Got it. I just looked at privatelink and you’re right, it does allow specific resource exposure. But wouldn’t it also share the same security concerns as VPC peering for this specific use case because prometheus will be running on the same eks cluster as my app. So if I share this cluster through privatelink, app still gets exposed to other environments?

Joe Perez

05:10:21 PM

I’m not as close to the how security works within EKS, but if you can associate a specific security group with individual workloads, then you can limit which traffic can reach the VPC endpoint ENIs on the Prometheus side

shayyanmalik13

05:10:36 PM

^^ Disregard - I believe I can expose prometheus pod as a service through NLB and use endpoint here.

shayyanmalik13

05:10:50 PM

Thank you so much @Joe Perez - privatelink’s the way to go.

Joe Perez

05:11:23 PM

No problem.

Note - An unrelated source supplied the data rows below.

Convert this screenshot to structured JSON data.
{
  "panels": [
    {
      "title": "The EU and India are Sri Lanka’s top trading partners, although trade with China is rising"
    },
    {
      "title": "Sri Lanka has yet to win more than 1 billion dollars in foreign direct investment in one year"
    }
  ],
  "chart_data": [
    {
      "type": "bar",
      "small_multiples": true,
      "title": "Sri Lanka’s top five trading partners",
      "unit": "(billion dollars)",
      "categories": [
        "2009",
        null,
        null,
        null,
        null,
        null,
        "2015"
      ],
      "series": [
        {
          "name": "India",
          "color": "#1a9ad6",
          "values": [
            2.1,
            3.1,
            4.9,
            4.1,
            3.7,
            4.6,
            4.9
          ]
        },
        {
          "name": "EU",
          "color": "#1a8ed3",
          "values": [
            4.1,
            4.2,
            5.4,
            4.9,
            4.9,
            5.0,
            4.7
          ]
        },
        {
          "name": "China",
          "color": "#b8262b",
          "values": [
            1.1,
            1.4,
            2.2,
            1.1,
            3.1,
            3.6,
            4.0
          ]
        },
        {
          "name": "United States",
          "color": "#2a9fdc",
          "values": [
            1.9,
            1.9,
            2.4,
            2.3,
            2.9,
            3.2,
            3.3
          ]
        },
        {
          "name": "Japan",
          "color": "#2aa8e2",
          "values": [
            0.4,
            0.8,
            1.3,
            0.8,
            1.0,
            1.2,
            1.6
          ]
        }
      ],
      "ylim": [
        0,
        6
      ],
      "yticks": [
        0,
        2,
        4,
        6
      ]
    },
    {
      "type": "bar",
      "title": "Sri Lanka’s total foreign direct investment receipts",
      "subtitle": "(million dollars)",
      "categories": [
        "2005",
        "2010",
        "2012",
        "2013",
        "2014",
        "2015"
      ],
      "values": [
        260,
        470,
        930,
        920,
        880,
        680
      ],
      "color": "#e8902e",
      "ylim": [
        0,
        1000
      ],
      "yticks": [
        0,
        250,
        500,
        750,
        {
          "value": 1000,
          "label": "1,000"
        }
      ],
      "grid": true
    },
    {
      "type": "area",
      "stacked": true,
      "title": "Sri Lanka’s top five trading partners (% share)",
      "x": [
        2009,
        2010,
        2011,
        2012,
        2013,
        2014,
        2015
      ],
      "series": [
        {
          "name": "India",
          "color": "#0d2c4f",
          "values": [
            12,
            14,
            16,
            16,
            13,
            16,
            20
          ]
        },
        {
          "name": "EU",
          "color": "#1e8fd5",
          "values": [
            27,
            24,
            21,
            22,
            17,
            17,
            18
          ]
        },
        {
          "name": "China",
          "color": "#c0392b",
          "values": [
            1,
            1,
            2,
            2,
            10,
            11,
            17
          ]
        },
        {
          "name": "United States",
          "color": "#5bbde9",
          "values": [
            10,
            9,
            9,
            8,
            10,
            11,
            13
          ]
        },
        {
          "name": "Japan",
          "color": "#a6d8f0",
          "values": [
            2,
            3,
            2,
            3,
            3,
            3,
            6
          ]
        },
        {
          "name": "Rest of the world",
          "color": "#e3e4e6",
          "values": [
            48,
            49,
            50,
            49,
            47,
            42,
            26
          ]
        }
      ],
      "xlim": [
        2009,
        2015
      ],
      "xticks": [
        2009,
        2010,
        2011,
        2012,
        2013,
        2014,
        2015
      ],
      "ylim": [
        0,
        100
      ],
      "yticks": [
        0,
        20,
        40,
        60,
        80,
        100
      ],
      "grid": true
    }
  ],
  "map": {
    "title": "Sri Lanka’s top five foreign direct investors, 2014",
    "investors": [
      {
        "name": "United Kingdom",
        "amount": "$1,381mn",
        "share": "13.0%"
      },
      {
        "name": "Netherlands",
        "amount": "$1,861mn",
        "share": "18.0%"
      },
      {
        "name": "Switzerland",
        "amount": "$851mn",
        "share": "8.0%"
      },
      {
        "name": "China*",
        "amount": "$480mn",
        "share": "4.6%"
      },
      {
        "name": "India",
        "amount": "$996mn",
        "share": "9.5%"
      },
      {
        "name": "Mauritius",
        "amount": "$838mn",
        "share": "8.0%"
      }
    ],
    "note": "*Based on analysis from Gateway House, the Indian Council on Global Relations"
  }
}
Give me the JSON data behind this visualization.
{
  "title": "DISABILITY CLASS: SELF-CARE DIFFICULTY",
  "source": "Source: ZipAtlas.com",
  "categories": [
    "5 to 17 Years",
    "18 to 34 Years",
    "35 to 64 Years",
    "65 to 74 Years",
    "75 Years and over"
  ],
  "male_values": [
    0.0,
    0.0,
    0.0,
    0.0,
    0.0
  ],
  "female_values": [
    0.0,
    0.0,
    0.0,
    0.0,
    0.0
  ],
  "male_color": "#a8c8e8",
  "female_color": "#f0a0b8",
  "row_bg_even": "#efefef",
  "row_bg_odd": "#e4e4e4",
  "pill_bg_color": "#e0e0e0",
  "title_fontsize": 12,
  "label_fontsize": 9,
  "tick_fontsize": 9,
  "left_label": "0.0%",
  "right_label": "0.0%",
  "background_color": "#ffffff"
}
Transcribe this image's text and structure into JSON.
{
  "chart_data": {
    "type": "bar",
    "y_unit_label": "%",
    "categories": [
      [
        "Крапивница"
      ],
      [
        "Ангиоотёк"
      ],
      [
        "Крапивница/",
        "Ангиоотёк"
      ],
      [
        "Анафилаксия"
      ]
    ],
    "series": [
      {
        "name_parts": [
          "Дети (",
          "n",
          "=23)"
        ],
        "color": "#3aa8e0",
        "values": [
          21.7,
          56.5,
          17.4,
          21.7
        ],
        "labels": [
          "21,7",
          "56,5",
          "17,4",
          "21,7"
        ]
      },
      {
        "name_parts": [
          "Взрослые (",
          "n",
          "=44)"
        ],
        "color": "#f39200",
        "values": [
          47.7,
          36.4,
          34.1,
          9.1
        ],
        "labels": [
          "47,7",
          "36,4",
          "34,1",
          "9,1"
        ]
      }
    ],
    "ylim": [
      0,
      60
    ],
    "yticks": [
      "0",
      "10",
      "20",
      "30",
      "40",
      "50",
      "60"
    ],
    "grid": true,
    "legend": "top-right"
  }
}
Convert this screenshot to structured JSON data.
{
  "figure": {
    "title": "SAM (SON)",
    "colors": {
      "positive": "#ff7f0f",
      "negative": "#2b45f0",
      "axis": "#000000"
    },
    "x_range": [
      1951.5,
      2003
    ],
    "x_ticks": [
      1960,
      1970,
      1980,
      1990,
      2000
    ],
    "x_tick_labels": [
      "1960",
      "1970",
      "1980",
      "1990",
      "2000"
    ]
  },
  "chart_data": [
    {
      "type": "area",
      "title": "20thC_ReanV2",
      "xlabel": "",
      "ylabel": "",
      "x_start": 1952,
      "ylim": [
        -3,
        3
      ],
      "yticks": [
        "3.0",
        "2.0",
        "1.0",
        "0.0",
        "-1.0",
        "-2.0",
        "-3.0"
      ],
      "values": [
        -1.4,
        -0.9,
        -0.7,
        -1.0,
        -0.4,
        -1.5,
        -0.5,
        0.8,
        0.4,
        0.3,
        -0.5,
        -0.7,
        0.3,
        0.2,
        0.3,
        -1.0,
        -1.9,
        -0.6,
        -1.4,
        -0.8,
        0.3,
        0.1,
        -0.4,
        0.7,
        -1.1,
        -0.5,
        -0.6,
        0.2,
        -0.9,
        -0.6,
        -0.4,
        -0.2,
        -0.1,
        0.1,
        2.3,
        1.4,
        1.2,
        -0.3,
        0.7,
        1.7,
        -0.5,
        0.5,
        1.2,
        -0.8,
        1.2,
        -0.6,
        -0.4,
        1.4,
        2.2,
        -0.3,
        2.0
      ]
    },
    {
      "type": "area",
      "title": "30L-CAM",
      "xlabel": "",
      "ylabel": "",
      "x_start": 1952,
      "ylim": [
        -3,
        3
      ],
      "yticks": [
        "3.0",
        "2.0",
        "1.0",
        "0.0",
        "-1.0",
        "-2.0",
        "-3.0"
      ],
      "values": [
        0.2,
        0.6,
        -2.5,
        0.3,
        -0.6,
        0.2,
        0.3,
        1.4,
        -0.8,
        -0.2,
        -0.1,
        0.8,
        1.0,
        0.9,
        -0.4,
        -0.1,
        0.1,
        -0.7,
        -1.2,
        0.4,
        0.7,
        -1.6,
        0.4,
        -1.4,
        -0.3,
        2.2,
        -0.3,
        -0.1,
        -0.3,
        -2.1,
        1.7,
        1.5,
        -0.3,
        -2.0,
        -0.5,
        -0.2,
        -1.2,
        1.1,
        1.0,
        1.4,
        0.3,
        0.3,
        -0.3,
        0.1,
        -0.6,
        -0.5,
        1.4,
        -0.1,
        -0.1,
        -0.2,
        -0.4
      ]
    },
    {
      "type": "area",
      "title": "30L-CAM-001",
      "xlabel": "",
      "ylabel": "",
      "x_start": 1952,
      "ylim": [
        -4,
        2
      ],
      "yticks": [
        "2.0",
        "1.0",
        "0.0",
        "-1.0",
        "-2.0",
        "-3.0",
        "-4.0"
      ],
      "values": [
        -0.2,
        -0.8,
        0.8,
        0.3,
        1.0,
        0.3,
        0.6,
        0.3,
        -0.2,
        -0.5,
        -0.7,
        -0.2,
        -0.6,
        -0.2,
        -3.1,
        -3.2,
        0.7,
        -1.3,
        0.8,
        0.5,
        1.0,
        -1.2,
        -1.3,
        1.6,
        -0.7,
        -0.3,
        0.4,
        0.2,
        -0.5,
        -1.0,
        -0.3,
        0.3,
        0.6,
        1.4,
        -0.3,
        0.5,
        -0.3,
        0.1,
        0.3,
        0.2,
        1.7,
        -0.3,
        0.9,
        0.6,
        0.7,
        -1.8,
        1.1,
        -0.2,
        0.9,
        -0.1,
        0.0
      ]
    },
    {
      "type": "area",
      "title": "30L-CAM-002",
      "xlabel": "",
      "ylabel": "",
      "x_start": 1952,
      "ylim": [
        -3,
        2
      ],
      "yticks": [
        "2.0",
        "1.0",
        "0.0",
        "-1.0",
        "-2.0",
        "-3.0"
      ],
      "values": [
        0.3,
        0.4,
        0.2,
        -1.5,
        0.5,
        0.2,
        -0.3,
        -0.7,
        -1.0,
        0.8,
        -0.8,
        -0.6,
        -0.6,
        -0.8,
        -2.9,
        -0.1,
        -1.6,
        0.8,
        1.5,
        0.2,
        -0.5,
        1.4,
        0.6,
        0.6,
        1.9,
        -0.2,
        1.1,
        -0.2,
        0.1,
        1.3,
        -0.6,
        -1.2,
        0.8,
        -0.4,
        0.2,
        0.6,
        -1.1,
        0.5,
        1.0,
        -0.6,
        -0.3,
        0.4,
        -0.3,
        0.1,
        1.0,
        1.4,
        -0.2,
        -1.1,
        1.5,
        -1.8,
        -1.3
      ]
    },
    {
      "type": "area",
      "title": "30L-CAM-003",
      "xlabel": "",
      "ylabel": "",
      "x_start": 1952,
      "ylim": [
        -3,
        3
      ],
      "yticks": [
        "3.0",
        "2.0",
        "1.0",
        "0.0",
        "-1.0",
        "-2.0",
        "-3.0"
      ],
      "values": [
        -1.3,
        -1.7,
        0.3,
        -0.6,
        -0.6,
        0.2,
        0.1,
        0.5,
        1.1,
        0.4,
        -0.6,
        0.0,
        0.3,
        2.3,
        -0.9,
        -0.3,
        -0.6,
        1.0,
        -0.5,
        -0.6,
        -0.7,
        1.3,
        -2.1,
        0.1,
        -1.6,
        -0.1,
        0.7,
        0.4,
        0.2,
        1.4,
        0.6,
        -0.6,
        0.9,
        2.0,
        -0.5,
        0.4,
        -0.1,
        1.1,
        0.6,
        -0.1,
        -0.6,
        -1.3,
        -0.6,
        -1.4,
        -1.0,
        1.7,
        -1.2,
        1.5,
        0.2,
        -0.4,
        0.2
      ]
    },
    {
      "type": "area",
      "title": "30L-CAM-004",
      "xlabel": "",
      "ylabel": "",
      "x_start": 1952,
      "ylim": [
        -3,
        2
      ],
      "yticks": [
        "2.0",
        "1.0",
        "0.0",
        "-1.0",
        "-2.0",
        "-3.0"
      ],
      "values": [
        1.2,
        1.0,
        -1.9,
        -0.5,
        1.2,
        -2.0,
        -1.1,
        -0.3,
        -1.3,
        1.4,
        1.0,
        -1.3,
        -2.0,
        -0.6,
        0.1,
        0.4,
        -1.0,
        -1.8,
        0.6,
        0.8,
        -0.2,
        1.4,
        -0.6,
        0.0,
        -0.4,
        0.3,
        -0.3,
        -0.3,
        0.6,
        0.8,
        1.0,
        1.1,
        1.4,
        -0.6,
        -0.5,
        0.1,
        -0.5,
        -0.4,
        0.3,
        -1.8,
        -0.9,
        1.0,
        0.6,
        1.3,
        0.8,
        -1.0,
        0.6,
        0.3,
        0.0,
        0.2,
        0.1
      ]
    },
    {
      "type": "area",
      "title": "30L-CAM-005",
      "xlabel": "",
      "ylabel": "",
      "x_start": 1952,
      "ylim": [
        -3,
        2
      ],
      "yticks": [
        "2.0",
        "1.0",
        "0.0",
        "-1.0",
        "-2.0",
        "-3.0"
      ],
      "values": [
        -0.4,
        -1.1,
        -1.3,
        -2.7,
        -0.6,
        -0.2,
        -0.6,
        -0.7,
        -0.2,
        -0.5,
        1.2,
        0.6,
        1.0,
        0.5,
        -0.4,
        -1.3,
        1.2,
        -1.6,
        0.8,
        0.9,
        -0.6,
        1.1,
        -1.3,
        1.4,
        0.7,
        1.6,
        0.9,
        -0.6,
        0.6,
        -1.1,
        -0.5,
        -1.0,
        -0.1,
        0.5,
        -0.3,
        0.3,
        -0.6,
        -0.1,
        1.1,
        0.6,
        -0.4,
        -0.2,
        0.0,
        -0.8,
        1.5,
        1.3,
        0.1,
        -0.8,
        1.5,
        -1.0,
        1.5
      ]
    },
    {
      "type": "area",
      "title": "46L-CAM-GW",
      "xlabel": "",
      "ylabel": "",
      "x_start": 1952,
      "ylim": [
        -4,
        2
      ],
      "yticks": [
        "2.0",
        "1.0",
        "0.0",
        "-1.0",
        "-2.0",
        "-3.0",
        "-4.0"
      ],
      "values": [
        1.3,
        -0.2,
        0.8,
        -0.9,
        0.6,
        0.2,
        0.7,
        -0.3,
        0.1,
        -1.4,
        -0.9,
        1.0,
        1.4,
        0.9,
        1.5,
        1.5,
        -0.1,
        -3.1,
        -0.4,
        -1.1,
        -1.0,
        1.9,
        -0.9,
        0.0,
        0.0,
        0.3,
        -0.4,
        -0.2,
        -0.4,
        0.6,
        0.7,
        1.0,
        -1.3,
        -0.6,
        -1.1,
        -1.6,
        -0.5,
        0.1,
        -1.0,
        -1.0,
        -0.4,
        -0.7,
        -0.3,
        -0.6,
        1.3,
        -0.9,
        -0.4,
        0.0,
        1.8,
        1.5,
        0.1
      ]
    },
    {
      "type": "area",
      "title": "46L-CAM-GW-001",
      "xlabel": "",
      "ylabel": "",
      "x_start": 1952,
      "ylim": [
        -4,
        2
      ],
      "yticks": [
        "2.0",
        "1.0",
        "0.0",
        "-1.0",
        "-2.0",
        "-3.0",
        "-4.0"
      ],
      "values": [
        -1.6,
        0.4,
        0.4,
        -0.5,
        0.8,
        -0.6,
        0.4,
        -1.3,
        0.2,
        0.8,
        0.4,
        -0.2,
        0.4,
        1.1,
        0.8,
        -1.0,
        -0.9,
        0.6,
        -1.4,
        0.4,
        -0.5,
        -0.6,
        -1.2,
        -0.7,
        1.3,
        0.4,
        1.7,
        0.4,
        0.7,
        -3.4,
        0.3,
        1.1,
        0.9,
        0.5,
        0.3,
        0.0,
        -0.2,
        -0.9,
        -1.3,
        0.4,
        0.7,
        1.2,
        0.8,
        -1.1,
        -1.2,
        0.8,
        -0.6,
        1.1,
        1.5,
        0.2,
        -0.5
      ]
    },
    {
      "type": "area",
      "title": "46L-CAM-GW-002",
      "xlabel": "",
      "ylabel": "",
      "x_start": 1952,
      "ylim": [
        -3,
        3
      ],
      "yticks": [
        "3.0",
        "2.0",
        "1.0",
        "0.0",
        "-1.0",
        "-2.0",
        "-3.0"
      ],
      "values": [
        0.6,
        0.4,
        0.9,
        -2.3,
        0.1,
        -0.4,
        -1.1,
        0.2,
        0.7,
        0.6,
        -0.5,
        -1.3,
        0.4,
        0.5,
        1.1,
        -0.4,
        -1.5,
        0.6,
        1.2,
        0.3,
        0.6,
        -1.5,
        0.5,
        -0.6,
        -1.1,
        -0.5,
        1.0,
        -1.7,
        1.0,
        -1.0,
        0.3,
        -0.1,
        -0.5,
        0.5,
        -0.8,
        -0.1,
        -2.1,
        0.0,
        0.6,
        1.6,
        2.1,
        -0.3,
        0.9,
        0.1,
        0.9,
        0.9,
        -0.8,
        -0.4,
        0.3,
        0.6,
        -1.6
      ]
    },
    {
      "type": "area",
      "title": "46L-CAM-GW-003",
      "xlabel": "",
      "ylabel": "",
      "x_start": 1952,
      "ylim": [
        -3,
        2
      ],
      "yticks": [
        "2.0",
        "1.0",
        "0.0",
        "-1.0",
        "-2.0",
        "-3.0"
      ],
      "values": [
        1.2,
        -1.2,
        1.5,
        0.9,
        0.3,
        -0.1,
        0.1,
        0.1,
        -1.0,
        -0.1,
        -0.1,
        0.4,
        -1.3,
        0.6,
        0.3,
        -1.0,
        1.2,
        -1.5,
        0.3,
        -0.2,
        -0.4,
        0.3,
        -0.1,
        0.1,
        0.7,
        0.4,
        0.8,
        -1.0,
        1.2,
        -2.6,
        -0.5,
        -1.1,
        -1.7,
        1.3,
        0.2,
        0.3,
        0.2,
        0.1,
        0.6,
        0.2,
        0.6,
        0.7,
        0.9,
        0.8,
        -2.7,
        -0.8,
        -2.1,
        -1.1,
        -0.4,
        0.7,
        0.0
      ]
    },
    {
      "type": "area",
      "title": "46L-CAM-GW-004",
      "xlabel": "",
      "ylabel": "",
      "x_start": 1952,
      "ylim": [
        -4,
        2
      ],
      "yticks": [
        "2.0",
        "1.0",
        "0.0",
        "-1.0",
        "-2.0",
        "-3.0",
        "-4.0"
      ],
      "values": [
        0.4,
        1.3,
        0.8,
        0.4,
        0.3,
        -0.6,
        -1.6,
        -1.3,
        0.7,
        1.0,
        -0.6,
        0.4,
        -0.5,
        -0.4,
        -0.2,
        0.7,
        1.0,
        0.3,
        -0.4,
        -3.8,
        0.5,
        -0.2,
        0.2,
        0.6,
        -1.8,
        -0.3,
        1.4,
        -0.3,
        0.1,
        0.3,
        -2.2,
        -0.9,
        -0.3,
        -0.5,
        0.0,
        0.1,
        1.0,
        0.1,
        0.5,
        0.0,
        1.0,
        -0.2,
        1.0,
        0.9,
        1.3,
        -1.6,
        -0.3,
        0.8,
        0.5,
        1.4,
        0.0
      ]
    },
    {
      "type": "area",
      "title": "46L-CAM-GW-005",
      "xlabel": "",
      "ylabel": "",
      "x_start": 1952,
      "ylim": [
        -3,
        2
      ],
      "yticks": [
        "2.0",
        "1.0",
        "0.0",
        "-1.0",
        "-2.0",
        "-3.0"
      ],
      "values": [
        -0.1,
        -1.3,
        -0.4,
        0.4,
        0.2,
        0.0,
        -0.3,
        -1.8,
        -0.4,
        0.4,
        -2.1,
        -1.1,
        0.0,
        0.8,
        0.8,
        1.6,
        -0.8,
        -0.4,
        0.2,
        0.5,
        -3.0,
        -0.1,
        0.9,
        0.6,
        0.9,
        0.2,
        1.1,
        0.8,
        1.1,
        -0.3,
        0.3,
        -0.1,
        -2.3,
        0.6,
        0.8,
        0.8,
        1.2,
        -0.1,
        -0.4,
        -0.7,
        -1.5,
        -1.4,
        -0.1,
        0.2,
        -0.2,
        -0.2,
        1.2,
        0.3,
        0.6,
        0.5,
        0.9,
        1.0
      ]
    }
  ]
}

I also wrote a couple of articles on what I’ve learned about PrivateLink

Joe Perez

05:11:47 PM

https://www.taccoform.com/posts/aws_pvt_link_1/

AWS PrivateLink Part 1

Overview Your company is growing and now you have to find out how to allow communication between services across VPCs and AWS accounts. You don’t want send traffic over the public Internet and maintaining VPC Peering isn’t a fun prospect. Implementing an AWS supported solution is the top priority and AWS PrivateLink can be a front-runner for enabling your infrastructure to scale. Lesson What is AWS PrivateLink? PrivateLink Components Gotchas Next Steps What is AWS PrivateLink?

Joe Perez

05:12:12 PM

https://www.taccoform.com/posts/aws_pvt_link_2/

AWS PrivateLink Part 2

Overview In the previous PrivateLink post, we went through the separate resources that make up AWS PrivateLink. In this post, we will be provisioning a PrivateLink configuration which will allow resources in one VPC to connect to a web service in another VPC. You can use several different AWS services to accomplish the same goal, but PrivateLink can simplify some setups and meet security expectations with its standard one-way communication.

shayyanmalik13

05:13:35 PM

I’ll take a look! Appreciate it, Joe.